One threat hunting playbook may search for the abuse of remote administration tools. A hunter could easily discover abuse of these tools using process telemetry. But what is the hunter specifically looking for, and why is it important? The playbook may guide the hunter through additional questions to identify and mitigate the threat:
- Is the hunter searching for service accounts running those tools?
- Why is certain activity occurring, and should it be?
- Is use of remote administration tools expected in the environment?
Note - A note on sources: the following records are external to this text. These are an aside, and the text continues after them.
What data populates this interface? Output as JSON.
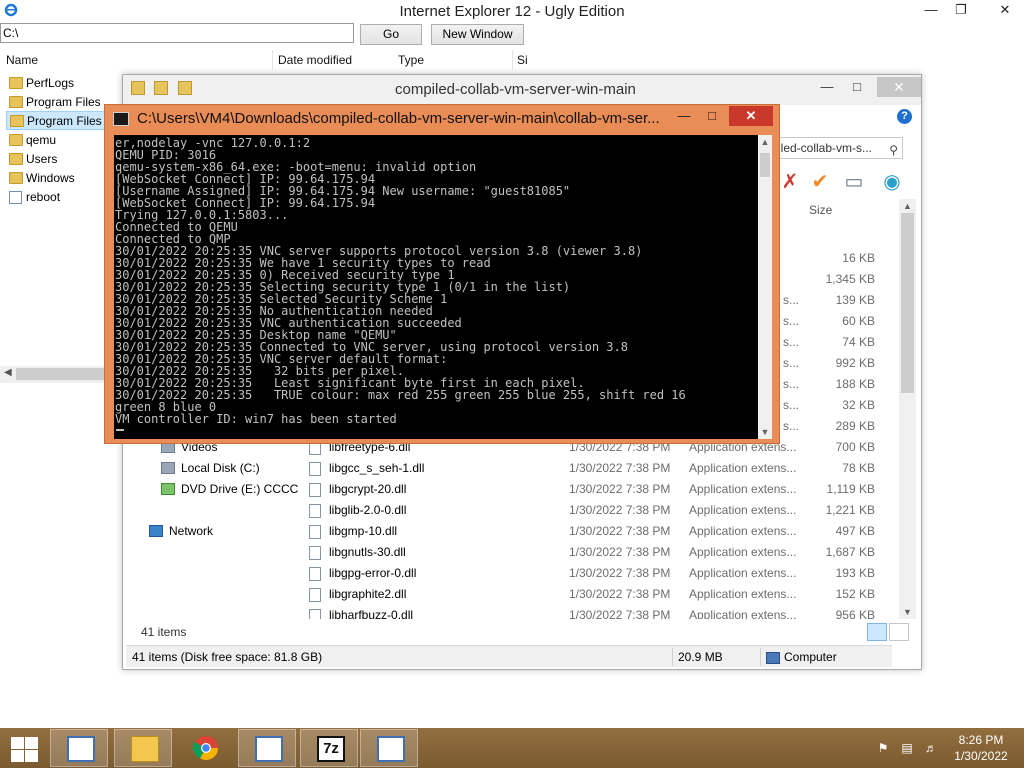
{
  "ie": {
    "title": "Internet Explorer 12 - Ugly Edition",
    "address_value": "C:\\",
    "go_label": "Go",
    "new_window_label": "New Window",
    "columns": {
      "name": "Name",
      "date_modified": "Date modified",
      "type": "Type",
      "size_fragment": "Si"
    },
    "tree": [
      {
        "label": "PerfLogs"
      },
      {
        "label": "Program Files"
      },
      {
        "label": "Program Files ("
      },
      {
        "label": "qemu"
      },
      {
        "label": "Users"
      },
      {
        "label": "Windows"
      },
      {
        "label": "reboot"
      }
    ],
    "status": {
      "items": "41 items (Disk free space: 81.8 GB)",
      "size": "20.9 MB",
      "computer": "Computer"
    }
  },
  "explorer": {
    "title": "compiled-collab-vm-server-win-main",
    "search_value": "iled-collab-vm-s...",
    "size_header": "Size",
    "nav": {
      "videos": "Videos",
      "local_disk": "Local Disk (C:)",
      "dvd_drive": "DVD Drive (E:) CCCC",
      "network": "Network"
    },
    "upper_sizes": [
      "16 KB",
      "1,345 KB",
      "139 KB",
      "60 KB",
      "74 KB",
      "992 KB",
      "188 KB",
      "32 KB",
      "289 KB"
    ],
    "files": [
      {
        "name": "libfreetype-6.dll",
        "date": "1/30/2022 7:38 PM",
        "type": "Application extens...",
        "size": "700 KB"
      },
      {
        "name": "libgcc_s_seh-1.dll",
        "date": "1/30/2022 7:38 PM",
        "type": "Application extens...",
        "size": "78 KB"
      },
      {
        "name": "libgcrypt-20.dll",
        "date": "1/30/2022 7:38 PM",
        "type": "Application extens...",
        "size": "1,119 KB"
      },
      {
        "name": "libglib-2.0-0.dll",
        "date": "1/30/2022 7:38 PM",
        "type": "Application extens...",
        "size": "1,221 KB"
      },
      {
        "name": "libgmp-10.dll",
        "date": "1/30/2022 7:38 PM",
        "type": "Application extens...",
        "size": "497 KB"
      },
      {
        "name": "libgnutls-30.dll",
        "date": "1/30/2022 7:38 PM",
        "type": "Application extens...",
        "size": "1,687 KB"
      },
      {
        "name": "libgpg-error-0.dll",
        "date": "1/30/2022 7:38 PM",
        "type": "Application extens...",
        "size": "193 KB"
      },
      {
        "name": "libgraphite2.dll",
        "date": "1/30/2022 7:38 PM",
        "type": "Application extens...",
        "size": "152 KB"
      },
      {
        "name": "libharfbuzz-0.dll",
        "date": "1/30/2022 7:38 PM",
        "type": "Application extens...",
        "size": "956 KB"
      }
    ],
    "item_count": "41 items"
  },
  "console": {
    "title": "C:\\Users\\VM4\\Downloads\\compiled-collab-vm-server-win-main\\collab-vm-ser...",
    "lines": [
      "er,nodelay -vnc 127.0.0.1:2",
      "QEMU PID: 3016",
      "qemu-system-x86_64.exe: -boot=menu: invalid option",
      "[WebSocket Connect] IP: 99.64.175.94",
      "[Username Assigned] IP: 99.64.175.94 New username: \"guest81085\"",
      "[WebSocket Connect] IP: 99.64.175.94",
      "Trying 127.0.0.1:5803...",
      "Connected to QEMU",
      "Connected to QMP",
      "30/01/2022 20:25:35 VNC server supports protocol version 3.8 (viewer 3.8)",
      "30/01/2022 20:25:35 We have 1 security types to read",
      "30/01/2022 20:25:35 0) Received security type 1",
      "30/01/2022 20:25:35 Selecting security type 1 (0/1 in the list)",
      "30/01/2022 20:25:35 Selected Security Scheme 1",
      "30/01/2022 20:25:35 No authentication needed",
      "30/01/2022 20:25:35 VNC authentication succeeded",
      "30/01/2022 20:25:35 Desktop name \"QEMU\"",
      "30/01/2022 20:25:35 Connected to VNC server, using protocol version 3.8",
      "30/01/2022 20:25:35 VNC server default format:",
      "30/01/2022 20:25:35   32 bits per pixel.",
      "30/01/2022 20:25:35   Least significant byte first in each pixel.",
      "30/01/2022 20:25:35   TRUE colour: max red 255 green 255 blue 255, shift red 16",
      "green 8 blue 0",
      "VM controller ID: win7 has been started"
    ]
  },
  "taskbar": {
    "apps": [
      {
        "icon": "ie-ugly-icon"
      },
      {
        "icon": "file-explorer-icon"
      },
      {
        "icon": "chrome-icon"
      },
      {
        "icon": "ie-ugly-icon"
      },
      {
        "icon": "7zip-icon",
        "label": "7z"
      },
      {
        "icon": "ie-ugly-icon"
      }
    ],
    "time": "8:26 PM",
    "date": "1/30/2022"
  },
  "colors": {
    "console_frame": "#e98c56",
    "console_close": "#c9392b",
    "taskbar": "#8b6a3c"
  }
}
- Do regulation requirements prohibit these tools?
Risk-driven
Businesses are subject to many internal and external threats, and every organization has unique challenges. Threat hunters must listen to the business's security concerns, understand the risks, and tailor hunting efforts based on those risks. Through this process, the hunters learn a great deal about the organization. Understanding what is abnormal versus normal activity is essential for the hunters and the business units. This knowledge leads to the creation of tailored detections.
Data-oriented
Data is the lifeblood of an effective threat hunting program. Using a centralized platform to host data from multiple sources (e.g., email, endpoints, network, and cloud) enables hunters to easily access and evaluate the information. Third-party services offer a significant advantage of visibility into data from many organizations. Secureworks receives telemetry from thousands of organizations. This amount of data ingest provides comprehensive and critical insight into emerging cyber threats. It is a rich resource for hunters to identify threats by comparing activity across trillions of events.
Conclusion
To conduct threat hunts that produce the best results, start with the best guiding principles. Otherwise, hunts can be aimless and provide little benefit. Foundational planning and a partnership with third-party allies like Secureworks will go a long way. By relying on these principles, Secureworks threat hunters find critical data that customers use to improve their security posture.